If there is something which your dentist wants you to understand and care for deeply, then that would be keeping your teeth free from cavities. Cavities, even the tiniest ones, may seem harmless but they have the ability to make their way into the pulp region of your tooth and cause teeth sensitivity to an abscessed tooth. In essence, if you want to keep yourself from feeling all the pain and discomfort that comes with a decayed tooth, then you need to make sure that you don’t get cavities to begin with.
One of the more popular dental myths is that you can feel if you small cavities that are forming. But given that the cavities are very small, even microscopic, there is really no possible way that you can detect these cavities all on your own. And if you think pain is an early sign of cavities, then you’re mistaken once more. When a small cavity has just formed, then you will not feel any sign of discomfort, not unless the cavity has burrowed its way deep into the tooth and has affected the pulp region already.
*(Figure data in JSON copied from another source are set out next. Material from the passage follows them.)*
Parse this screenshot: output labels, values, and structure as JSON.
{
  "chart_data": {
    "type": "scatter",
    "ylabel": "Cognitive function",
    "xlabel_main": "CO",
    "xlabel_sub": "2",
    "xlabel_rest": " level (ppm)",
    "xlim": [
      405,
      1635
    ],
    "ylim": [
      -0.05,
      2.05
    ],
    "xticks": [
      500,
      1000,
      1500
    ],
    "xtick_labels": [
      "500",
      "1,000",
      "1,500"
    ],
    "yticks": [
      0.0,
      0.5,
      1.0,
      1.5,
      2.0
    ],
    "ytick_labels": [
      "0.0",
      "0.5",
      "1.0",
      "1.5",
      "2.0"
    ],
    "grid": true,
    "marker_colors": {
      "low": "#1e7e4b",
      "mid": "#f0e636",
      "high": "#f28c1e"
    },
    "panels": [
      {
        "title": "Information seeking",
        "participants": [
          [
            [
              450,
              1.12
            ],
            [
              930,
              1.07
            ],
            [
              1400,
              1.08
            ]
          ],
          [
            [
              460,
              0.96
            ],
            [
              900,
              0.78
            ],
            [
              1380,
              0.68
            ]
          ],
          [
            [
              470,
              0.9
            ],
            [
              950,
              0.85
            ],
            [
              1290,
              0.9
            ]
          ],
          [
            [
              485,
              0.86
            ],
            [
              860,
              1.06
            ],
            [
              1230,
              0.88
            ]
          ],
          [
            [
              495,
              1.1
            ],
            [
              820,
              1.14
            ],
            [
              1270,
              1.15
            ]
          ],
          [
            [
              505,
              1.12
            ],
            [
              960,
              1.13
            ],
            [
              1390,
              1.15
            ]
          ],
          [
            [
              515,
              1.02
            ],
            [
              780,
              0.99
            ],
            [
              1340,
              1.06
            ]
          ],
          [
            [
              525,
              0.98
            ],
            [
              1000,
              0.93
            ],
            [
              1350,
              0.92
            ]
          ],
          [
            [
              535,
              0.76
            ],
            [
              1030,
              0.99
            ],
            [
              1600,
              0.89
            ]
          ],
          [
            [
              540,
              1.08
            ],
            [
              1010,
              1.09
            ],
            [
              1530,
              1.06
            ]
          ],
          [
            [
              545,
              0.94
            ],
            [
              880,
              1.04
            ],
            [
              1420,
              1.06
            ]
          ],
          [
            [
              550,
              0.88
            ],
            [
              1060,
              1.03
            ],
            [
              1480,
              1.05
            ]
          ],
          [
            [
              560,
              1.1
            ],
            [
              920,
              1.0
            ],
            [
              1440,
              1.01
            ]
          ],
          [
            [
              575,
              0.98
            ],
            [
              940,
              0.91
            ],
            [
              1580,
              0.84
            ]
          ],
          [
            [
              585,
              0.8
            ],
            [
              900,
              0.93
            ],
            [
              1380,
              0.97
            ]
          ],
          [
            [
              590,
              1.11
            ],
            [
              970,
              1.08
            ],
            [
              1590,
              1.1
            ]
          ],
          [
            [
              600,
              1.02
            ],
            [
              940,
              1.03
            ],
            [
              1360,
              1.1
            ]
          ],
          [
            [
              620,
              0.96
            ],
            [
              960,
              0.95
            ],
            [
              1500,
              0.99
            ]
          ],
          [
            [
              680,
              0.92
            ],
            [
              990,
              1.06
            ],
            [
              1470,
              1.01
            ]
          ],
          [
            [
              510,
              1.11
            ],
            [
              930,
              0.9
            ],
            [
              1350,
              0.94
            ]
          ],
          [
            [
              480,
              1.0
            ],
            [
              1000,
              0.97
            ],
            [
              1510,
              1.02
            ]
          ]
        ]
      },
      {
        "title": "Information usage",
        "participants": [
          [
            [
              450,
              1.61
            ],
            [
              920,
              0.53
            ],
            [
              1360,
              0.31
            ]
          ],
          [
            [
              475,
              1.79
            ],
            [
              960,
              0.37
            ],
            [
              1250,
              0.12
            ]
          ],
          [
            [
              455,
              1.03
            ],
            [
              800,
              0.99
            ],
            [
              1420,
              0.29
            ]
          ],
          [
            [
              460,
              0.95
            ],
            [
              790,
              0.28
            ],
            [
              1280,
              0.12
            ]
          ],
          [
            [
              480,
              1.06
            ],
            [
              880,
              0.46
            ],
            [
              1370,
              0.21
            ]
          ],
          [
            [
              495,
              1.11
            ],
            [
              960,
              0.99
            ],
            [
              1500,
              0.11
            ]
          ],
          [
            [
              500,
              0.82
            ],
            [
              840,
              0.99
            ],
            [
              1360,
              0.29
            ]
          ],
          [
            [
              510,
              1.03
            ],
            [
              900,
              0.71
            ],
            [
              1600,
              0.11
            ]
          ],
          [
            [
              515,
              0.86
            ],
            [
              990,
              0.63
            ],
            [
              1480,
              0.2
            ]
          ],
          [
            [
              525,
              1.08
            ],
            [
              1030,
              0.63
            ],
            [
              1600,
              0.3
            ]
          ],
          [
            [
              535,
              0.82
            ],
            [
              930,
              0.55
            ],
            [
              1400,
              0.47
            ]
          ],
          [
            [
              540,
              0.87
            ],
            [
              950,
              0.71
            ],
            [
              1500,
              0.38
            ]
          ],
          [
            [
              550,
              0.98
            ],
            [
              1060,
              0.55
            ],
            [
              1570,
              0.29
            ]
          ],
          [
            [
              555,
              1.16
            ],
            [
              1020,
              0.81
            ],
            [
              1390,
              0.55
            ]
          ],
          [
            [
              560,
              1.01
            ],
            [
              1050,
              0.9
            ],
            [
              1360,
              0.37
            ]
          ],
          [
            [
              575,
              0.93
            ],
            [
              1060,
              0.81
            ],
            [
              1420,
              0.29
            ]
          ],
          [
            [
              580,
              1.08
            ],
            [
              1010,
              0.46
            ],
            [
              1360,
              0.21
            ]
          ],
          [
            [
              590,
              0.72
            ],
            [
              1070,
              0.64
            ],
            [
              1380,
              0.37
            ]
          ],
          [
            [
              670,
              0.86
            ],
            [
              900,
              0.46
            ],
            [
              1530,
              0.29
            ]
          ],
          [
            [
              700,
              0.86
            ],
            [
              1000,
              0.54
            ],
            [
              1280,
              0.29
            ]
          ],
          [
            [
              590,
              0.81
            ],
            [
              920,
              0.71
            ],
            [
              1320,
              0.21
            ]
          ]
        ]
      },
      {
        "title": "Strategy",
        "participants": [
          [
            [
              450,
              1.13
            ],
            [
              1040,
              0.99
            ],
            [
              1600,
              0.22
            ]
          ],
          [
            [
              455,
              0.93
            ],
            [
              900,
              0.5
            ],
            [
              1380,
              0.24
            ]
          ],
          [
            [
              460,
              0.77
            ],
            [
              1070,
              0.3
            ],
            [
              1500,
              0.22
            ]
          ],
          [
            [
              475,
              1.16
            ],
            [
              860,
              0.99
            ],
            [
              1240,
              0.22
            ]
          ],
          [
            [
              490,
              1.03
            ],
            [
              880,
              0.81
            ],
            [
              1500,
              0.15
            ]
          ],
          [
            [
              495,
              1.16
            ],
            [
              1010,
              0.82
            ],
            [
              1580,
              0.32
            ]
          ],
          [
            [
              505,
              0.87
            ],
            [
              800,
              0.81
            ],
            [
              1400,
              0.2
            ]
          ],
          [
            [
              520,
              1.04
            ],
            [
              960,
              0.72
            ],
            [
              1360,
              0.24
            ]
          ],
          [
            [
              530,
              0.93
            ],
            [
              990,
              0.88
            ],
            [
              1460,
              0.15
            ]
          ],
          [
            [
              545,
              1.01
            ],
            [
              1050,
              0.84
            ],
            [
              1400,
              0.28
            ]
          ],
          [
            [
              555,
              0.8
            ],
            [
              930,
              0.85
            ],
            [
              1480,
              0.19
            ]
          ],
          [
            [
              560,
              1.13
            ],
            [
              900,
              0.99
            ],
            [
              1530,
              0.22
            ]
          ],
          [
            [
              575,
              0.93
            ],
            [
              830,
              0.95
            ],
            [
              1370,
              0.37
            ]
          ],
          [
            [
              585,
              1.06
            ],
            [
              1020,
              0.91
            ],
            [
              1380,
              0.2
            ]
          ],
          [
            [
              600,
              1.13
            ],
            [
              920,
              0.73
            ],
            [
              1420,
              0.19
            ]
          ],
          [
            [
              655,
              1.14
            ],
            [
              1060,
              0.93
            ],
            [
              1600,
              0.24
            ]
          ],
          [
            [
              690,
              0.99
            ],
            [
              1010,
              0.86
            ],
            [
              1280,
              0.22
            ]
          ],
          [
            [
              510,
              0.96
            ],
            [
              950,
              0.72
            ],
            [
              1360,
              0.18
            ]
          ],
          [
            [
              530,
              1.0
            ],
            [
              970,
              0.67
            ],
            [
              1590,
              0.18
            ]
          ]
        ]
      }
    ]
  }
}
And by that time, you may not be able to salvage your tooth anymore.
So how can you find out if you have any existing cavities which need to be filled in? During your bi-yearly check-ups, the first thing which your dentist will look for are cavities. Your dentist does so with the help of a special tool that resembles a hook as well as a small mirror. While you may have to open your mouth for a number of minutes, the entire process of searching for cavities is not at all painful.
When your dentist finds cavities, he or she will then proceed to fill in these dental craters with the help of a special kind of dental resin. The procedure is started with the removal of decayed material which will often outline the cavity. Once all of the damaged tissues are removed, your dentist will then apply a special adhesive on the cavity before placing a composite resin material to fill in the cavity. Once the hole is substantially filled in, your dentist will expose the resin to a special bonding light which will enable the cement to harden. Once the entire procedure is done, the restoration should resemble the natural color of your teeth.